Anyway, I felt something very, very interesting. Going to the right, especially at the canter, my entire body scrunches up and leans inside. I have never felt that without stirrups, and I bet they're mitigating it a tiny bit, but I think this is a eureka moment. It was brutal, trying not to lean in, and even when John said to make myself long between my hips and my ribs, he had to say "you're doing exactly the opposite of what I just told you to do" which made me laugh because I was trying to do it.
So Charlie moved like a dreamboat, good old Mr. Reliable, but I would scrunch so much my shoulder would be pointing into the center of the circle at John. It was pretty remarkable Charlie could keep going on a round circle at all.
The other interesting thing was that Charlie was carrying his head really high, but also really round. John said that's ok, as long as his poll is at the highest point. He said Charlie probably felt really light in my hands (yes) and very easy to transition (yes), but I was surprised why his head was so high. Normally, he is long and low and flat. I will have to ask John next time why he held it high.

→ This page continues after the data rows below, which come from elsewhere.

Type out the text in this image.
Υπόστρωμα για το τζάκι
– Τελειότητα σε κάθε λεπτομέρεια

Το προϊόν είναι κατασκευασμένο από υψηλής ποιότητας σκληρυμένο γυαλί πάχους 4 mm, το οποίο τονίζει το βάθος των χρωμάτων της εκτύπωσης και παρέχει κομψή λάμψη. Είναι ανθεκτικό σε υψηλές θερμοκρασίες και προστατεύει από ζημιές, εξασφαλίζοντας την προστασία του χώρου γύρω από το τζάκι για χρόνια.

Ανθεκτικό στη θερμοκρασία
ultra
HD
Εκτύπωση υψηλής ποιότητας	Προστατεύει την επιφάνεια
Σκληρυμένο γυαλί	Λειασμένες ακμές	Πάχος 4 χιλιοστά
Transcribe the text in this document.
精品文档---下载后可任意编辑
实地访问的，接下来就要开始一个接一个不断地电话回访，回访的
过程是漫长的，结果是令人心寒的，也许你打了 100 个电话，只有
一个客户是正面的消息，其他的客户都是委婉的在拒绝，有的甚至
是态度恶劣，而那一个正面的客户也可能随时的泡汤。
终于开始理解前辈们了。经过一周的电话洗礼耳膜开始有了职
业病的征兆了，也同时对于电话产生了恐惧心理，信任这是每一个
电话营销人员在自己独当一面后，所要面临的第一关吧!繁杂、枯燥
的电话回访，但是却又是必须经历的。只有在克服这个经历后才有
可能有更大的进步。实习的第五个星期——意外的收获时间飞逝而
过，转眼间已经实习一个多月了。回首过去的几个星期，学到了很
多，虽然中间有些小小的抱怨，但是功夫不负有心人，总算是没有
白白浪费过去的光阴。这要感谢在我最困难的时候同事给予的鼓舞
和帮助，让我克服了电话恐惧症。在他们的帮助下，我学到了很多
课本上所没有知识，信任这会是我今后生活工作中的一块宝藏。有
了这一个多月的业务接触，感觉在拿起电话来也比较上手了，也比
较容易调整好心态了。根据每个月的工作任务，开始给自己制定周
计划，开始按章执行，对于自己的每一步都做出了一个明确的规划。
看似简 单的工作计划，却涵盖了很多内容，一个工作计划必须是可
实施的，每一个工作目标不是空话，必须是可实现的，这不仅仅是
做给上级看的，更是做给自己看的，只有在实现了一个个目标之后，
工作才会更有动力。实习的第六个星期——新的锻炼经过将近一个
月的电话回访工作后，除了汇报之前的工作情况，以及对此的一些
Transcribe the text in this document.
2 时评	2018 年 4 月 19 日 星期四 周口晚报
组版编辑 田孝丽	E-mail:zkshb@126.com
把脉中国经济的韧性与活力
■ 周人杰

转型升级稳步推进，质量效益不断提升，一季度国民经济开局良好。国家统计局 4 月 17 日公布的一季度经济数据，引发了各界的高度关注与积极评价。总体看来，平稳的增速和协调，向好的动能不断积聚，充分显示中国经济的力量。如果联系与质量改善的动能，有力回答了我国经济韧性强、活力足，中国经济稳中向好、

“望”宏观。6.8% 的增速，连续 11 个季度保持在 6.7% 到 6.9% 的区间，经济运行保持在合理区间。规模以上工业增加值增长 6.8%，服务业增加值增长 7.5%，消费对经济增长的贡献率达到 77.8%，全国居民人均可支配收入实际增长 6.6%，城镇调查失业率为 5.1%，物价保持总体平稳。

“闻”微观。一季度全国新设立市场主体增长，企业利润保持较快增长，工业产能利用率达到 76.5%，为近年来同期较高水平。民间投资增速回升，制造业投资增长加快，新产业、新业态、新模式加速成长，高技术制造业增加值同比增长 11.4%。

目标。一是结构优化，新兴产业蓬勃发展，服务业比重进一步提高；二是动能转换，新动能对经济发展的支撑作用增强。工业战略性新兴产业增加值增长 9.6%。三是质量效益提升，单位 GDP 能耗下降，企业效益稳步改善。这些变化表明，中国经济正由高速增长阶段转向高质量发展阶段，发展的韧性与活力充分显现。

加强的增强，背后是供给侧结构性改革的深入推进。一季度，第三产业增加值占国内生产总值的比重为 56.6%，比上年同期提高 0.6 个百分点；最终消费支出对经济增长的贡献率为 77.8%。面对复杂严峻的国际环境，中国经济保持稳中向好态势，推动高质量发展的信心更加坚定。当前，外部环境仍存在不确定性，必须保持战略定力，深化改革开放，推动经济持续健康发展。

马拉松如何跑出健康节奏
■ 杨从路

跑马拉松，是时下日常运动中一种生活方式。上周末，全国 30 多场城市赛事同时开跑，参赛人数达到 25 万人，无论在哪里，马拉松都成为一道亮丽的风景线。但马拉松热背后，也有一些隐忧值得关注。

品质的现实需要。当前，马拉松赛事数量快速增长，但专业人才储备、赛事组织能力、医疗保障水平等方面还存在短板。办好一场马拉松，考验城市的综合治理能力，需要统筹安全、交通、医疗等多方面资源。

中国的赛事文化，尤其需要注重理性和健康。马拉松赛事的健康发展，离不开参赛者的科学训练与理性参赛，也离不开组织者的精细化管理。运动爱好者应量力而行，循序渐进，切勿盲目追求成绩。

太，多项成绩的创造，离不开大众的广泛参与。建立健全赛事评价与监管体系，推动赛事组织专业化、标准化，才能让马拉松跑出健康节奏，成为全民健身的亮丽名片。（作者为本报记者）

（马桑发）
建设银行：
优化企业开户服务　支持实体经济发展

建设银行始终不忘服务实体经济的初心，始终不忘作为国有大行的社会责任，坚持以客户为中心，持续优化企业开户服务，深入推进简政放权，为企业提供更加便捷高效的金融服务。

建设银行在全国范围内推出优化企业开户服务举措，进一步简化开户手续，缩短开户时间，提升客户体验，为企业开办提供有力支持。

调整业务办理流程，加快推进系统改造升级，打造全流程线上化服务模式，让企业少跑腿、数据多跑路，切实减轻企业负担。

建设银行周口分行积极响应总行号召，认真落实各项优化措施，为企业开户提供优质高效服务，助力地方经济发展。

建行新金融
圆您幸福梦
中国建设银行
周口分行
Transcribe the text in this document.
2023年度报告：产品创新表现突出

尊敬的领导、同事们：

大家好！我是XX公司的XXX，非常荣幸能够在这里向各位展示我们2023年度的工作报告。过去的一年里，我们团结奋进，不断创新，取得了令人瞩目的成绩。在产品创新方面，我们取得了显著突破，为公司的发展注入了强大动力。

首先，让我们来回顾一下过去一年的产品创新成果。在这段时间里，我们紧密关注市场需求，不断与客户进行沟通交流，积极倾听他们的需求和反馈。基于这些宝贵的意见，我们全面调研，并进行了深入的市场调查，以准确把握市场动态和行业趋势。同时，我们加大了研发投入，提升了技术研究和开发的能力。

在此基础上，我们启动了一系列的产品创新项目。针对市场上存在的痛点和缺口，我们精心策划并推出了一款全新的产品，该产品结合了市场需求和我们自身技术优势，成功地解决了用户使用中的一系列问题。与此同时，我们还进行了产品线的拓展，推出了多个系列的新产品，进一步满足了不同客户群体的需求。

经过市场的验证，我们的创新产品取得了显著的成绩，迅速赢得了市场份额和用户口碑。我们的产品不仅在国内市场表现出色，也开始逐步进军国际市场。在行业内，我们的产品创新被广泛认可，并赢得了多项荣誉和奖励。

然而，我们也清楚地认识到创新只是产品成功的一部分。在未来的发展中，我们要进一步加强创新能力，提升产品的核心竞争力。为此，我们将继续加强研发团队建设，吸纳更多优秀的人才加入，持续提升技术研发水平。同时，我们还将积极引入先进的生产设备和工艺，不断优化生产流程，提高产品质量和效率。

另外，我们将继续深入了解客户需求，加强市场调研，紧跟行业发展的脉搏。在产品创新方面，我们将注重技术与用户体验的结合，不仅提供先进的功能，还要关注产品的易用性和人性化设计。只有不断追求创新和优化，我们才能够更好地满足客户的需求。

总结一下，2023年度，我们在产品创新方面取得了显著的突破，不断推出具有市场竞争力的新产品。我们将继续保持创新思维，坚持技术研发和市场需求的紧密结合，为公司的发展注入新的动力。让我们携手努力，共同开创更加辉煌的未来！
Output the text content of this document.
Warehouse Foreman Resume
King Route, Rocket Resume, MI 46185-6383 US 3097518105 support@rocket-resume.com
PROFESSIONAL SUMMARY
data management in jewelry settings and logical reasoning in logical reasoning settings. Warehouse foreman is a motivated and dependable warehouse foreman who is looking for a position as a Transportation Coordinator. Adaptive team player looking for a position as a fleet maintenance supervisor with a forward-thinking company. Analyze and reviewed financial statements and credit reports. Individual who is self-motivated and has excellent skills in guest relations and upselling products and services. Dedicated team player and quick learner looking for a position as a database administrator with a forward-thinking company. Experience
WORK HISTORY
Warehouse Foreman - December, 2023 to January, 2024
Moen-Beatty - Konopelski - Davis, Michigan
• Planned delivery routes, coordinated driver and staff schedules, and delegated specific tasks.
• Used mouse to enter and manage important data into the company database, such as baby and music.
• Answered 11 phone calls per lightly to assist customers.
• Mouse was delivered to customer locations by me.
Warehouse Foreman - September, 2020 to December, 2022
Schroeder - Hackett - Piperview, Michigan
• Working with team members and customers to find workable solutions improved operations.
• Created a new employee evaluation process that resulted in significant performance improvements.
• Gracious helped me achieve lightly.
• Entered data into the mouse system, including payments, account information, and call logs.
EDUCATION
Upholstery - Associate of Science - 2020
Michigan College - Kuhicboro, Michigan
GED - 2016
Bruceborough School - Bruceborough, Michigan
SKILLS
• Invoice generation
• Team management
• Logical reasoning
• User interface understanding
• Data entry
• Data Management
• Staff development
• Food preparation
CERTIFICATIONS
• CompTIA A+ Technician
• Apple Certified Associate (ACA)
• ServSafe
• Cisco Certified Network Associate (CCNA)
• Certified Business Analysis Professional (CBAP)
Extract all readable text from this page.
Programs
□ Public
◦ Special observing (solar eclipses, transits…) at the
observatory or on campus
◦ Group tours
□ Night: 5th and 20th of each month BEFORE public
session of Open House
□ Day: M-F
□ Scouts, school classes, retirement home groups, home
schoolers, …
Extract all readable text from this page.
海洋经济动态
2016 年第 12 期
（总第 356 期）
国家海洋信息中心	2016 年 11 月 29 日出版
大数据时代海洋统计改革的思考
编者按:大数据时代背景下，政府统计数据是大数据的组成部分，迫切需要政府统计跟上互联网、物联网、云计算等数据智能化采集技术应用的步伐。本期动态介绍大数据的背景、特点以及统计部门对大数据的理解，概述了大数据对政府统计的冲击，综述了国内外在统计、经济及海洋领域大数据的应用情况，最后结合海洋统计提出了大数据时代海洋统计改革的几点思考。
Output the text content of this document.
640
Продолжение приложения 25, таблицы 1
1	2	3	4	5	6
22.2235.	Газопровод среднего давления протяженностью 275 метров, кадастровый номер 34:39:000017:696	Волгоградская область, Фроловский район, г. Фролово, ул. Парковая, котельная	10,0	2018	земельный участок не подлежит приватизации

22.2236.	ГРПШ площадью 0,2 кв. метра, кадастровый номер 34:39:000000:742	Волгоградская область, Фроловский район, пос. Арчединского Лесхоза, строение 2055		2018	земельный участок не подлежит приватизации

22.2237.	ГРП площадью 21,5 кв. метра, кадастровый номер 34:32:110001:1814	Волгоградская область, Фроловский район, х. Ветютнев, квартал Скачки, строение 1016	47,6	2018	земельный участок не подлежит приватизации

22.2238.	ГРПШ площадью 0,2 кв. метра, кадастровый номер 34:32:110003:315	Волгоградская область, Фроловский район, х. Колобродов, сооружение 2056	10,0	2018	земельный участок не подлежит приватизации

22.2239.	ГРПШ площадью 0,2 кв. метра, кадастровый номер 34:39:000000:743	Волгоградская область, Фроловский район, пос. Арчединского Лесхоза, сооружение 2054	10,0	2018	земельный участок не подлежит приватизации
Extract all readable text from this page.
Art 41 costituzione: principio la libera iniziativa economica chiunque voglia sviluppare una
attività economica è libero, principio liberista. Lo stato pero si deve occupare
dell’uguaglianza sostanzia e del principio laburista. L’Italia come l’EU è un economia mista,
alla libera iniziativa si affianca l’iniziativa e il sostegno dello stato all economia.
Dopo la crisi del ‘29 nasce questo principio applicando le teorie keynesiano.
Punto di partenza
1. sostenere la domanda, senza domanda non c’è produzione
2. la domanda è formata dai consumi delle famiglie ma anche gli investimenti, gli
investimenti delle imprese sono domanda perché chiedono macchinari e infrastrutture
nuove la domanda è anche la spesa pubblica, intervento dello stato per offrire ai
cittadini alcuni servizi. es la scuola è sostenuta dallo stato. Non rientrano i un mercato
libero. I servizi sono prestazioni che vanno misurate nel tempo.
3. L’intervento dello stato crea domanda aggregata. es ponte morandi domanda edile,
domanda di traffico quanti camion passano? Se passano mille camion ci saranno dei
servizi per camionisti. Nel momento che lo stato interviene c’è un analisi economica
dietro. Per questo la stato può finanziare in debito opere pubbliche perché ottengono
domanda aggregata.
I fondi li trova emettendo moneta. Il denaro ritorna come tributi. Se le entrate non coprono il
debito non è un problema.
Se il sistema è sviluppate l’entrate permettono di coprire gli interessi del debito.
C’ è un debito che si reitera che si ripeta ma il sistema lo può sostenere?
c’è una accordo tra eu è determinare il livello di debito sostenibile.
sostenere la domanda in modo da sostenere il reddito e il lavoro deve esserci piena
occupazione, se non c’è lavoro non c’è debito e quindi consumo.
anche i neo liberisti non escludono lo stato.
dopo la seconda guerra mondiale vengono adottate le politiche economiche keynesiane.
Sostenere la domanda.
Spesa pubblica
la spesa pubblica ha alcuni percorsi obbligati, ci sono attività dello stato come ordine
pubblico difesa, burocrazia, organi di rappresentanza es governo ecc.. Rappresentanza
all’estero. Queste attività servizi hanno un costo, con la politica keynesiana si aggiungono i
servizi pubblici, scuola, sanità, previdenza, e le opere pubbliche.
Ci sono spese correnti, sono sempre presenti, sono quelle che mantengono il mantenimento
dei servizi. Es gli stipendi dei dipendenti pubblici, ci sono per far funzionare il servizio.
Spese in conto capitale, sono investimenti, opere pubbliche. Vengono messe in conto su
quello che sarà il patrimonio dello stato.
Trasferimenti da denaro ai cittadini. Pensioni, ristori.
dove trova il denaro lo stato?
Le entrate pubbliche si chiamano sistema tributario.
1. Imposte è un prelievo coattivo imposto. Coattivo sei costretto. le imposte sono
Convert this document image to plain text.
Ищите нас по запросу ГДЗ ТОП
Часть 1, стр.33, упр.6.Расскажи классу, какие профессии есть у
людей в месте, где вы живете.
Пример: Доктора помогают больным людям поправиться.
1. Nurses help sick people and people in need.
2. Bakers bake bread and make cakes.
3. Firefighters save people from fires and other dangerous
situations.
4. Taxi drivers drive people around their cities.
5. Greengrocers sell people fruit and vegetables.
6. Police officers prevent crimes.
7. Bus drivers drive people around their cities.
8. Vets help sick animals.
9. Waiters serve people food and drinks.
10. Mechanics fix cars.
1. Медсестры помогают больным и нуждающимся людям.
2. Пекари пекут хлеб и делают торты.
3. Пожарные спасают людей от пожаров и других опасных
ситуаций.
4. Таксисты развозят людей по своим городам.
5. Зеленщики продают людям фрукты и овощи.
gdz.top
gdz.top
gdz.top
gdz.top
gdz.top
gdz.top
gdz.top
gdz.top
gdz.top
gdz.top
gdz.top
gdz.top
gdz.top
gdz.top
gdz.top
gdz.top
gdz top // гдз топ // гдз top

So John wanted more bend to the inside, by moving the bit around - not pulling but moving. And then more forward, from asking with my seat, not my legs.
Charlie was very responsive, and it was a nice lesson. Once I could pick up my stirrups, it felt like we ended too soon, but when I got off, I saw Charlie was sweaty underneath (which he never is when I ride him by myself at home) so clearly he got a workout.
Then I chatted with John about the points, came home and checked the spreadsheet, and realized that yes I had overlooked something - horses and riders in multiple divisions. So Charlie is not horse of the year - a super duper upper level horse is (also for sale for $65,000, a two star horse who is 13), and I am not rider of the year - Jordan who is on the leaderboard in like five different divisions probably is. Bummer. But I'm going to hold out hope that Charlie gets reserve horse of the year. That would still be pretty cool.
The other interesting thing is that he didn't have a chance of winning it at novice the year we did super well. Not a snowball's chance. Pretty much no horse does but the upper level ones. If I did the math right, first place is 73.x, Charlie was 40.5, and third place was 40.